George Orwell’in 1984 romanında tasvir edildiği gibi bu “çiftdüşünme” insanların temel değerlerini alt üst ediyor. Vaat ettikleri ayrı ve fakat yaptıkları bir tek kendi çıkarına hizmet eden popülist siyasiler tarafından aptal yerine konuluyorlar. Otto von Bismarck, muhafazakar ilkelere bağlı bir dış politika yapmanın sık bir ormanda dişlerinin arasında sıkıştırdığı 12 metrelik bir direkle yürümeye çabalaması diye özetlemişti. İlkelere ne kadar bağlı kalmaya çalışırsanız çalışın, işin içinde yol alırken netlik giderek zayıflıyor. Bu sebeple de şunu anlamak gerekiyor ki dünya ittifakların kimlerden oluştuğunu kurdu ve bu ittifaklar içinde iken her aktör daha iyisini yapabilmek için çaba sarf ediyor.
Nasıl bir dünyada yaşamak istiyoruz?
Batı ittifakı, birçok kusuruna rağmen, devletin kutsallığını korurken bireysel haysiyeti onurlandıran demokrasi yoluyla daha iyi bir gelecek yaratma ilkelerini savunuyor. Türkiye, Batılı ortaklarına yönelik tepki tepişmesi sarmalının ne Batı’da ne de Doğu’da kendisine fayda getirmeyeceğini çok iyi biliyor. Türkiye, hem yurtiçinde hem de Batılı müttefikleri ve ortaklarıyla bu tepki tepişmesi sarmalına yenik düşmesi anlamında benzersizdir. Cumhurbaşkanı Recep Tayyip Erdoğan bile son zamanlarda Türkiye’nin NATO’dan ayrılmak gibi bir niyeti olmadığını vurguluyor – ancak “çift düşünme” alışkanlığından vazgeçemiyor ve siyasi arenayı ne pahasına olursa olsun kendi lehine manipüle etmeye çalışmaktan kendini alamıyor gibi görünüyor.

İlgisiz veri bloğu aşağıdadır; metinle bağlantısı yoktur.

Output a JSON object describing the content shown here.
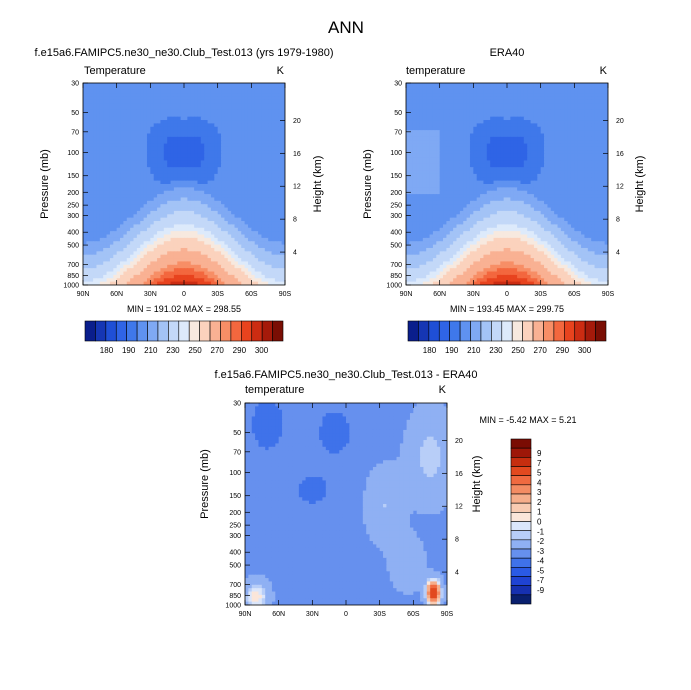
{
  "figure": {
    "title": "ANN"
  },
  "colors": {
    "abs_levels": [
      "#0a1e8c",
      "#1536b4",
      "#1f4fd6",
      "#2f64e6",
      "#3f78ea",
      "#5f92f0",
      "#7fa9f4",
      "#a3c3f6",
      "#c3d8f8",
      "#ddeafb",
      "#f7e9df",
      "#fbd2bd",
      "#f9b193",
      "#f78e66",
      "#f3673e",
      "#e8431e",
      "#cc2c12",
      "#a51a0a",
      "#7a0e04"
    ],
    "diff_levels": [
      "#091f6e",
      "#1630b0",
      "#1f43d3",
      "#2a5ae5",
      "#3f72ea",
      "#6690ee",
      "#8fb0f3",
      "#b8cef8",
      "#dbe6fb",
      "#fbe6da",
      "#f8cbb2",
      "#f6ae8b",
      "#f48c63",
      "#f06a40",
      "#e2491f",
      "#c62e0f",
      "#9e1708",
      "#7a0c03"
    ]
  },
  "chart_data": [
    {
      "type": "heatmap",
      "name": "model",
      "title": "f.e15a6.FAMIPC5.ne30_ne30.Club_Test.013 (yrs 1979-1980)",
      "left_label": "Temperature",
      "right_label": "K",
      "xlabel": "",
      "ylabel": "Pressure (mb)",
      "y2label": "Height (km)",
      "x_ticks": [
        "90N",
        "60N",
        "30N",
        "0",
        "30S",
        "60S",
        "90S"
      ],
      "x_values": [
        90,
        60,
        30,
        0,
        -30,
        -60,
        -90
      ],
      "y_ticks": [
        "30",
        "50",
        "70",
        "100",
        "150",
        "200",
        "250",
        "300",
        "400",
        "500",
        "700",
        "850",
        "1000"
      ],
      "y_values": [
        30,
        50,
        70,
        100,
        150,
        200,
        250,
        300,
        400,
        500,
        700,
        850,
        1000
      ],
      "y2_ticks": [
        "20",
        "16",
        "12",
        "8",
        "4"
      ],
      "y2_values": [
        20,
        16,
        12,
        8,
        4
      ],
      "min_max": "MIN = 191.02   MAX = 298.55",
      "min": 191.02,
      "max": 298.55,
      "cold_core": {
        "lat_range": [
          -30,
          30
        ],
        "p_range": [
          70,
          150
        ],
        "value": 195
      },
      "warm_core": {
        "lat": 0,
        "p": 1000,
        "value": 298
      }
    },
    {
      "type": "heatmap",
      "name": "obs",
      "title": "ERA40",
      "left_label": "temperature",
      "right_label": "K",
      "ylabel": "Pressure (mb)",
      "y2label": "Height (km)",
      "x_ticks": [
        "90N",
        "60N",
        "30N",
        "0",
        "30S",
        "60S",
        "90S"
      ],
      "x_values": [
        90,
        60,
        30,
        0,
        -30,
        -60,
        -90
      ],
      "y_ticks": [
        "30",
        "50",
        "70",
        "100",
        "150",
        "200",
        "250",
        "300",
        "400",
        "500",
        "700",
        "850",
        "1000"
      ],
      "y_values": [
        30,
        50,
        70,
        100,
        150,
        200,
        250,
        300,
        400,
        500,
        700,
        850,
        1000
      ],
      "y2_ticks": [
        "20",
        "16",
        "12",
        "8",
        "4"
      ],
      "y2_values": [
        20,
        16,
        12,
        8,
        4
      ],
      "min_max": "MIN = 193.45   MAX = 299.75",
      "min": 193.45,
      "max": 299.75
    },
    {
      "type": "heatmap",
      "name": "difference",
      "title": "f.e15a6.FAMIPC5.ne30_ne30.Club_Test.013 - ERA40",
      "left_label": "temperature",
      "right_label": "K",
      "ylabel": "Pressure (mb)",
      "y2label": "Height (km)",
      "x_ticks": [
        "90N",
        "60N",
        "30N",
        "0",
        "30S",
        "60S",
        "90S"
      ],
      "x_values": [
        90,
        60,
        30,
        0,
        -30,
        -60,
        -90
      ],
      "y_ticks": [
        "30",
        "50",
        "70",
        "100",
        "150",
        "200",
        "250",
        "300",
        "400",
        "500",
        "700",
        "850",
        "1000"
      ],
      "y_values": [
        30,
        50,
        70,
        100,
        150,
        200,
        250,
        300,
        400,
        500,
        700,
        850,
        1000
      ],
      "y2_ticks": [
        "20",
        "16",
        "12",
        "8",
        "4"
      ],
      "y2_values": [
        20,
        16,
        12,
        8,
        4
      ],
      "min_max": "MIN =  -5.42   MAX =    5.21",
      "min": -5.42,
      "max": 5.21
    }
  ],
  "colorbar_abs": {
    "labels": [
      "180",
      "190",
      "210",
      "230",
      "250",
      "270",
      "290",
      "300"
    ]
  },
  "colorbar_diff": {
    "labels": [
      "9",
      "7",
      "5",
      "4",
      "3",
      "2",
      "1",
      "0",
      "-1",
      "-2",
      "-3",
      "-4",
      "-5",
      "-7",
      "-9"
    ]
  }
}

Erdoğan her şeyin kontrolünü elinde tutmayı seviyor, bu da şu soruyu gündeme getiriyor: Dünyadaki kim, neyi, gerçekten kontrol edebiliyor? ABD gerçekten olan her şeyi kontrol edebilir ve gelecek çeyrek yüzyıl hakkında stratejik düşünebiliyor mu? Yapabiliyorsa, neden Afganistan’dan yenilgiye uğramış olarak çekiliyor veyahut askerlerini Irak’tan çekmesi isteniyor? Toplu olarak jeopolitik bir karmaşa yarattık ve bunu temizlemenin bir yolunu bulmamız şart. Nasıl bir dünyada yaşamak istediğimize, doğruyu yanlıştan nasıl ayıracağımıza ve insan hayatına nasıl değer verdiğimize bizler karar vermeliyiz. Politikacılar bizi bu karanlık açmaza götürdüyse, o zaman kesinlikle halkın iradesi bizi aydınlığa çıkaracaktır. ABD Başkanı Joe Biden, Donald Trump’tan sonra yeni bir sayfa açılabileceği umudunu temsil ediyor ve İsrail’deki adeta büyülü sekiz partili koalisyon da öyle. Bu ülkelerde değişimi getiren siyasiler değil ve fakat insanların kararlılığı idi. Dünyanın farklı noktalarında da halkların böylesi yeni bir şansı kendilerine verme ve daha parlak bir gelecek inşa etme olasılığı mevcut.